This blog/site is about the promotion of Classic Christianity as a way to engage more deeply with the Triune God, to re-engage with Scripture, to increase in devotion to Our Lord and Saviour Jesus Christ, and so forth. As an antidote to spiritual drought, seeking the wisdom of the faithful over the many ages of Christianity.
I tend to divide things by temporal period, probably because of my inclinations as an historian. So I think in such terms as ‘Patristic’, ‘Medieval/Byzantine’, ‘Renaissance/Reformation/Counter-Reformation/Early Modern’ and ‘Modern.’ Mostly I post about subjects Patristic and Medieval — write what you know!
But the world of Classic Christianity, although something of a seamless whole if we watch for the common threads of the tapestry that the Great Tradition is woven into, presents itself to us in many ways — through texts, through images, through actions, and through music.
Christianity is a text-based religion, and not just because the Most Holy Trinity has revealed Himselves to us through the Bible. Texts are the surest way of transmitting tradition to further generations, for one thing. They are also a way for individuals to order their thoughts, organise their prayers, remember themselves, and share with others far away their own discoveries and beliefs. Furthermore, Eusebius of Caesarea established the story of Christian texts and their preservation, as well as the stories of Christian authors, as central to ecclesiastical history, a trend furthered by St Jerome’s De Viris Inlustribus.
As a result, there are many genres of text in Christianity, and it is these that mostly occupy my time here. Sometimes I go through phases where I discuss liturgy more, sometimes the ascetic/devotional writers, sometimes the theologians and exegetes. I go in phases, but each genre is an important part of learning the faith once delivered. If we ingest these texts thoroughly, we can be transformed by the renewing of our minds. Some of the genres available to us from the riches of the Great Tradition are:
- Scriptural exegesis
- Devotional/ascetic/mystical treatises (a form of lived theology described by practitioners)
- Liturgical texts (incl. hymns) and personal prayers
- Saints’ lives (aka hagiography)
- Ecclesiastical history
Images have been hotly disputed throughout Christian history. Nonetheless, whether for adorning churches or the interiors of Books of Hours or the walls of living rooms, Christian tradition has a broad variety of images.
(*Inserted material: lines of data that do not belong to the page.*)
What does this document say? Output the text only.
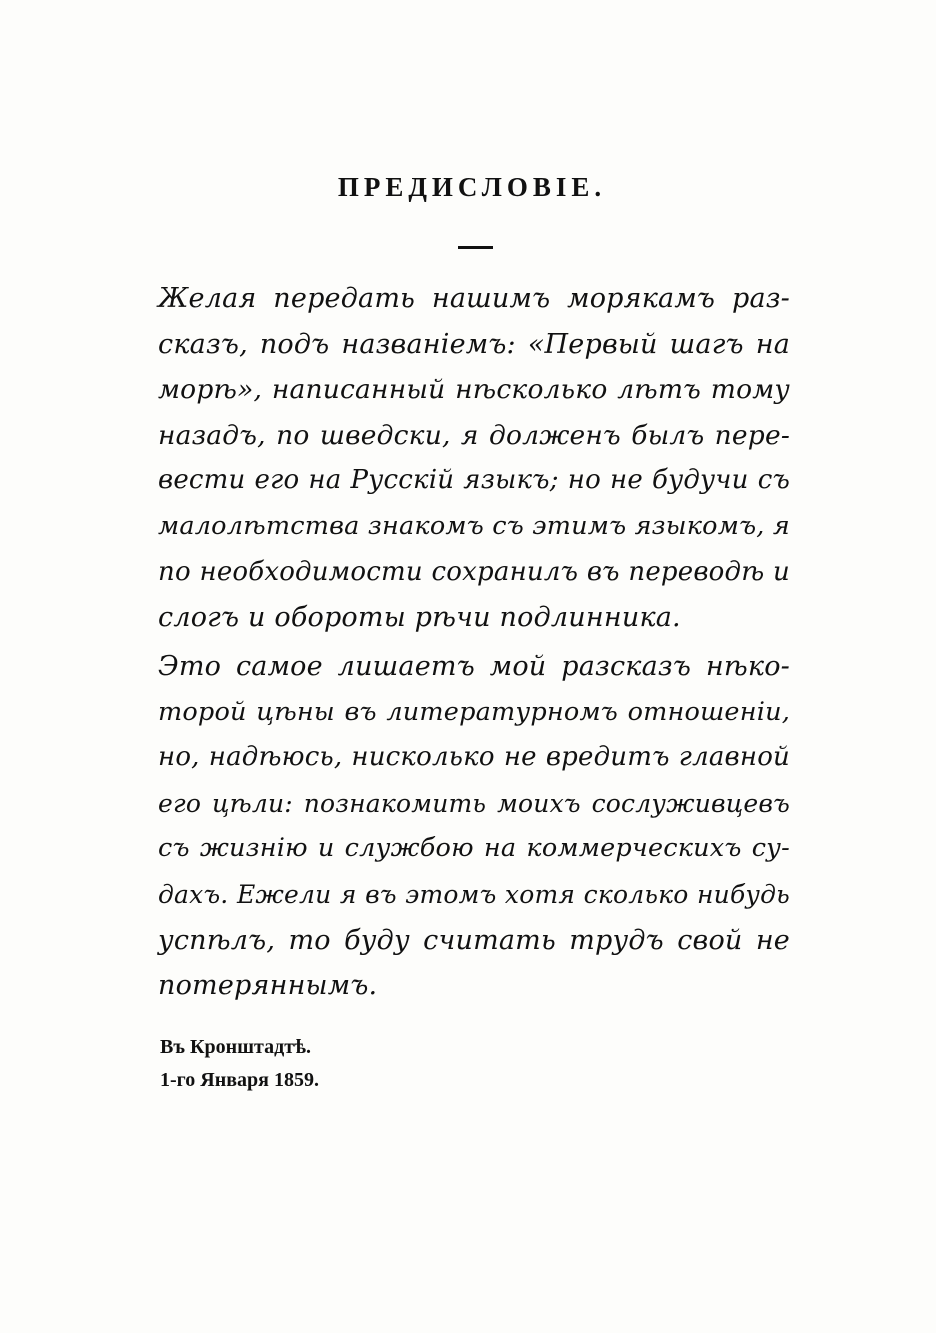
ПРЕДИСЛОВІЕ.
Желая передать нашимъ морякамъ раз-
сказъ, подъ названіемъ: «Первый шагъ на
морѣ», написанный нѣсколько лѣтъ тому
назадъ, по шведски, я долженъ былъ пере-
вести его на Русскій языкъ; но не будучи съ
малолѣтства знакомъ съ этимъ языкомъ, я
по необходимости сохранилъ въ переводѣ и
слогъ и обороты рѣчи подлинника.
Это самое лишаетъ мой разсказъ нѣко-
торой цѣны въ литературномъ отношеніи,
но, надѣюсь, нисколько не вредитъ главной
его цѣли: познакомить моихъ сослуживцевъ
съ жизнію и службою на коммерческихъ су-
дахъ. Ежели я въ этомъ хотя сколько нибудь
успѣлъ, то буду считать трудъ свой не
потеряннымъ.
Въ Кронштадтѣ.
1-го Января 1859.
These images are to be understood each in its own way, its own context, and its own uses. One does not view a Renaissance master the same way as a Byzantine icon, but that does not mean one is more ‘Christian’ than the other. Each has its value. Each can draw us up into Heaven.
Actions come to us through the texts, I suppose. But they are also transmitted through the lived practice of Christians in our midst. I learned how to do prostrations, placing my head to the floor, from Fr Raphael upstairs in his study in Edinburgh. I learned how to pray from my parents and other spiritual guides. I have learned of fasting from the pulpit, from examples of other Christians around me, from conversations, as well as from Scripture and non-scriptural texts. When we take these actions from the texts and the images and the lives of those around us and incorporate them into our own devotion to God, we are living tradition, we are entering into that cosmic union of all faithful people of all times and places that is the mystical Body of Christ.
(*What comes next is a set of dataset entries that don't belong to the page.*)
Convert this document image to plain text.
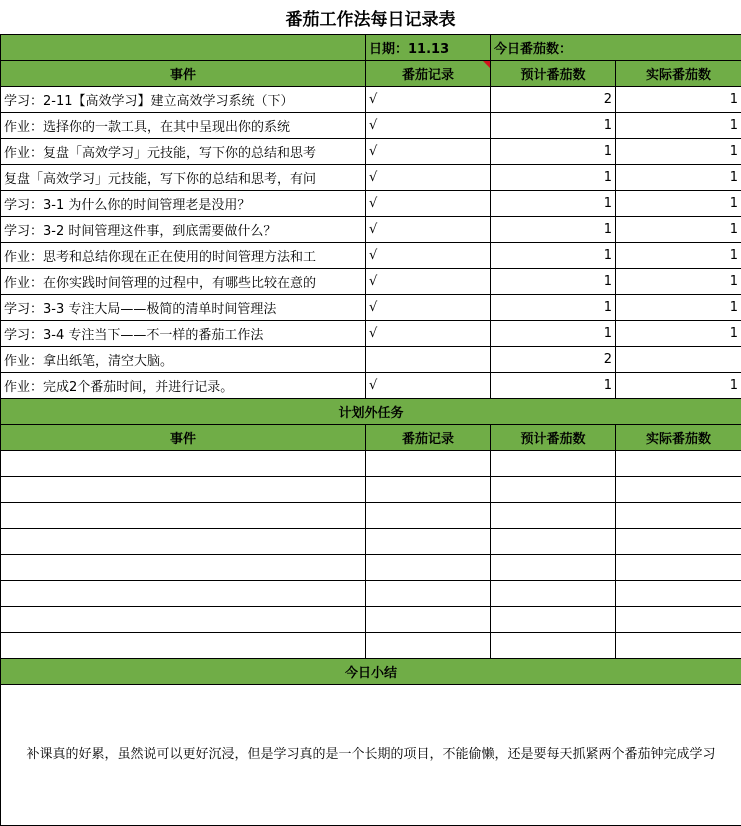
番茄工作法每日记录表
	日期：11.13	今日番茄数：	
事件	番茄记录	预计番茄数	实际番茄数
学习：2-11【高效学习】建立高效学习系统（下）	√	2	1
作业：选择你的一款工具，在其中呈现出你的系统	√	1	1
作业：复盘「高效学习」元技能，写下你的总结和思考	√	1	1
复盘「高效学习」元技能，写下你的总结和思考，有问	√	1	1
学习：3-1 为什么你的时间管理老是没用？	√	1	1
学习：3-2 时间管理这件事，到底需要做什么？	√	1	1
作业：思考和总结你现在正在使用的时间管理方法和工	√	1	1
作业：在你实践时间管理的过程中，有哪些比较在意的	√	1	1
学习：3-3 专注大局——极简的清单时间管理法	√	1	1
学习：3-4 专注当下——不一样的番茄工作法	√	1	1
作业：拿出纸笔，清空大脑。		2	
作业：完成2个番茄时间，并进行记录。	√	1	1
计划外任务			
事件	番茄记录	预计番茄数	实际番茄数

今日小结			
补课真的好累，虽然说可以更好沉浸，但是学习真的是一个长期的项目，不能偷懒，还是要每天抓紧两个番茄钟完成学习			
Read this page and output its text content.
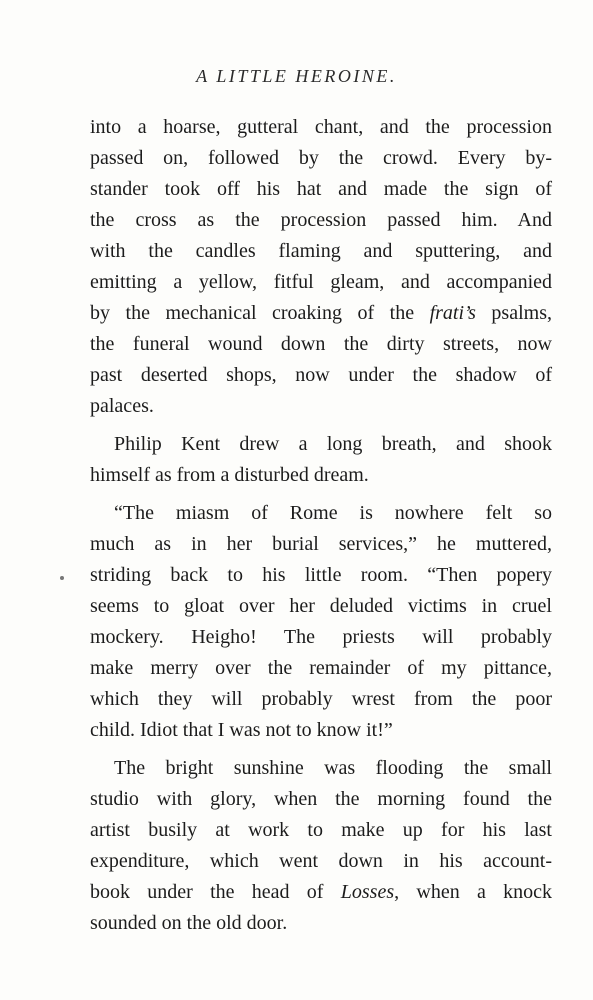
A LITTLE HEROINE.
into a hoarse, gutteral chant, and the procession
passed on, followed by the crowd. Every by-
stander took off his hat and made the sign of
the cross as the procession passed him. And
with the candles flaming and sputtering, and
emitting a yellow, fitful gleam, and accompanied
by the mechanical croaking of the frati’s psalms,
the funeral wound down the dirty streets, now
past deserted shops, now under the shadow of
palaces.
Philip Kent drew a long breath, and shook
himself as from a disturbed dream.
“The miasm of Rome is nowhere felt so
much as in her burial services,” he muttered,
striding back to his little room. “Then popery
seems to gloat over her deluded victims in cruel
mockery. Heigho! The priests will probably
make merry over the remainder of my pittance,
which they will probably wrest from the poor
child. Idiot that I was not to know it!”
The bright sunshine was flooding the small
studio with glory, when the morning found the
artist busily at work to make up for his last
expenditure, which went down in his account-
book under the head of Losses, when a knock
sounded on the old door.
I probably blog about music the least, although I might sometimes post a YouTube video of a hymn or chant I like. But I grew up the son of a piano teacher, am the brother of a composer, and play the clarinet myself, besides spending a certain amount of my youth in youth choirs. Music, for me, is much harder to put into words. Indeed, perhaps simply sharing a YouTube video is the best approach. Nonetheless, sacred music imbues the whole history of western music; it is where western music history classes begin, with Gregorian Chant; then the great music of the Renaissance, followed by the Christian musical tradition in Vivaldi, Bach, Haydn, Handel, Mozart, even Beethoven, and Tchaikovsky, Stravinsky, and Bruckner.
When I attend a sung Eucharist at St Mary’s Cathedral in Edinburgh, it is in the midst of that music that I lose myself and enter into that moment completely, casting all other thoughts away. It is then that my heart can most easily soar to heaven. My spirit sings as they sing.
How will you engage with the tradition today?